On Monday, following the actual formation of the technocratic unity government, Israel was expected to announce further sanctions. The Israeli government was set to officially end peace negotiations with the Palestinians, stop the transfer of most taxes that Israel collects on behalf of the Palestinians and cut off all contact with the Palestinian government, save for security coordination.
Update (7:20 p.m.):
The Israeli security cabinet on Monday afternoon said that it would hold the Palestinian Authority responsible for “all actions that harm the security of Israel,” including rockets from the Gaza Strip.
The cabinet also said Israel “[will] act, including in the international arena, against the participation of terrorist organizations in [Palestinian] elections.” In other words, Israel will attempt to dictate who is eligible to participate in Palestinian democracy.
PA President Mahmoud Abbas, responded to the threat of sanctions and boycotts: “We will not stand idle for the collective punishment against us and we will use all the means, diplomatic, political means, to respond to it.”
Israel also denied entry to the West Bank to three of the new Palestinian ministers who live in the Gaza Strip. Israel controls all Palestinian border crossings to the West Bank and one of the two crossings to the Gaza Strip.
Israel is currently holding eight members of the Palestinian Legislative Council in prison without trial, under administrative detention. At various times in recent years, some 50 PLC members have been imprisoned by Israel.

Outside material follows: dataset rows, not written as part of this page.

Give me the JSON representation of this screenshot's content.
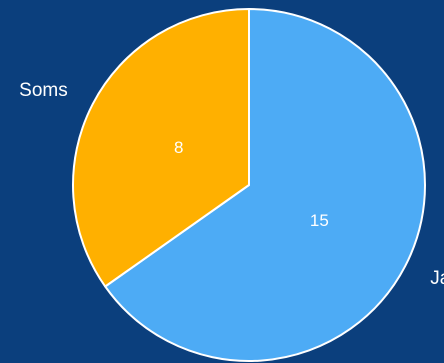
{
  "chart_data": {
    "type": "pie",
    "categories": [
      "Ja",
      "Soms"
    ],
    "values": [
      15,
      8
    ],
    "colors": [
      "#4dabf5",
      "#ffb000"
    ],
    "background": "#0b3f7d",
    "slice_border_color": "#ffffff",
    "title": "",
    "legend": "none",
    "labels": [
      "Ja",
      "Soms"
    ],
    "value_labels": [
      "15",
      "8"
    ]
  }
}
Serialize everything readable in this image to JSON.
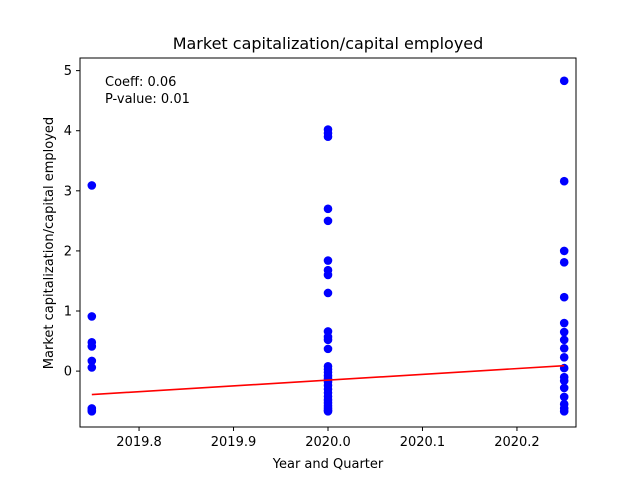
{
  "chart_data": {
    "type": "scatter",
    "title": "Market capitalization/capital employed",
    "xlabel": "Year and Quarter",
    "ylabel": "Market capitalization/capital employed",
    "xlim": [
      2019.7375,
      2020.2625
    ],
    "ylim": [
      -0.93,
      5.21
    ],
    "x_ticks": [
      2019.8,
      2019.9,
      2020.0,
      2020.1,
      2020.2
    ],
    "x_tick_labels": [
      "2019.8",
      "2019.9",
      "2020.0",
      "2020.1",
      "2020.2"
    ],
    "y_ticks": [
      0,
      1,
      2,
      3,
      4,
      5
    ],
    "y_tick_labels": [
      "0",
      "1",
      "2",
      "3",
      "4",
      "5"
    ],
    "grid": false,
    "annotation_lines": [
      "Coeff: 0.06",
      "P-value: 0.01"
    ],
    "series": [
      {
        "kind": "scatter",
        "color": "#0000ff",
        "points": [
          [
            2019.75,
            3.09
          ],
          [
            2019.75,
            0.91
          ],
          [
            2019.75,
            0.48
          ],
          [
            2019.75,
            0.41
          ],
          [
            2019.75,
            0.17
          ],
          [
            2019.75,
            0.06
          ],
          [
            2019.75,
            -0.62
          ],
          [
            2019.75,
            -0.65
          ],
          [
            2019.75,
            -0.67
          ],
          [
            2020.0,
            4.02
          ],
          [
            2020.0,
            3.96
          ],
          [
            2020.0,
            3.9
          ],
          [
            2020.0,
            2.7
          ],
          [
            2020.0,
            2.5
          ],
          [
            2020.0,
            1.84
          ],
          [
            2020.0,
            1.68
          ],
          [
            2020.0,
            1.6
          ],
          [
            2020.0,
            1.3
          ],
          [
            2020.0,
            0.66
          ],
          [
            2020.0,
            0.57
          ],
          [
            2020.0,
            0.52
          ],
          [
            2020.0,
            0.37
          ],
          [
            2020.0,
            0.08
          ],
          [
            2020.0,
            0.03
          ],
          [
            2020.0,
            -0.02
          ],
          [
            2020.0,
            -0.08
          ],
          [
            2020.0,
            -0.13
          ],
          [
            2020.0,
            -0.18
          ],
          [
            2020.0,
            -0.24
          ],
          [
            2020.0,
            -0.3
          ],
          [
            2020.0,
            -0.36
          ],
          [
            2020.0,
            -0.42
          ],
          [
            2020.0,
            -0.48
          ],
          [
            2020.0,
            -0.53
          ],
          [
            2020.0,
            -0.58
          ],
          [
            2020.0,
            -0.62
          ],
          [
            2020.0,
            -0.65
          ],
          [
            2020.0,
            -0.67
          ],
          [
            2020.25,
            4.83
          ],
          [
            2020.25,
            3.16
          ],
          [
            2020.25,
            2.0
          ],
          [
            2020.25,
            1.81
          ],
          [
            2020.25,
            1.23
          ],
          [
            2020.25,
            0.8
          ],
          [
            2020.25,
            0.65
          ],
          [
            2020.25,
            0.52
          ],
          [
            2020.25,
            0.38
          ],
          [
            2020.25,
            0.23
          ],
          [
            2020.25,
            0.05
          ],
          [
            2020.25,
            -0.1
          ],
          [
            2020.25,
            -0.16
          ],
          [
            2020.25,
            -0.28
          ],
          [
            2020.25,
            -0.43
          ],
          [
            2020.25,
            -0.55
          ],
          [
            2020.25,
            -0.62
          ],
          [
            2020.25,
            -0.67
          ]
        ]
      },
      {
        "kind": "line",
        "color": "#ff0000",
        "points": [
          [
            2019.75,
            -0.39
          ],
          [
            2020.25,
            0.09
          ]
        ]
      }
    ]
  }
}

The United States and other members of the international community are demanding that a new Palestinian government declare its intention to adhere to what are known as the Quartet principals. The principals are: recognizing Israel, rejecting violence and abiding by all existing agreements, to which Abbas said last month the a unity government would be committed.
A major sticking point in negotiations between Fatah and Hamas was the fate of Hamas’s independent security forces in the Gaza Strip.
In what it said was its last-ever meeting last Tuesday, the Hamas cabinet in Gaza said that it, “is ready to hand over its full responsibilities to the unity government,” the Associated Press reported. It was not clear what that meant for the Hamas security forces, which are separate from its military wing, the Izz a-Din a-Qassam Brigades.
The assumption is that Egypt’s deteriorating relations with Hamas — since the coup that ousted President Morsi — was one of the major factors that led to Fatah-Hamas reconciliation. Additionally, the continued rule of Gen. Abdel Fattah el-Sisi, who is hostile to Hamas, will only increase the Gazan government’s interests in reaching a deal with Ramallah.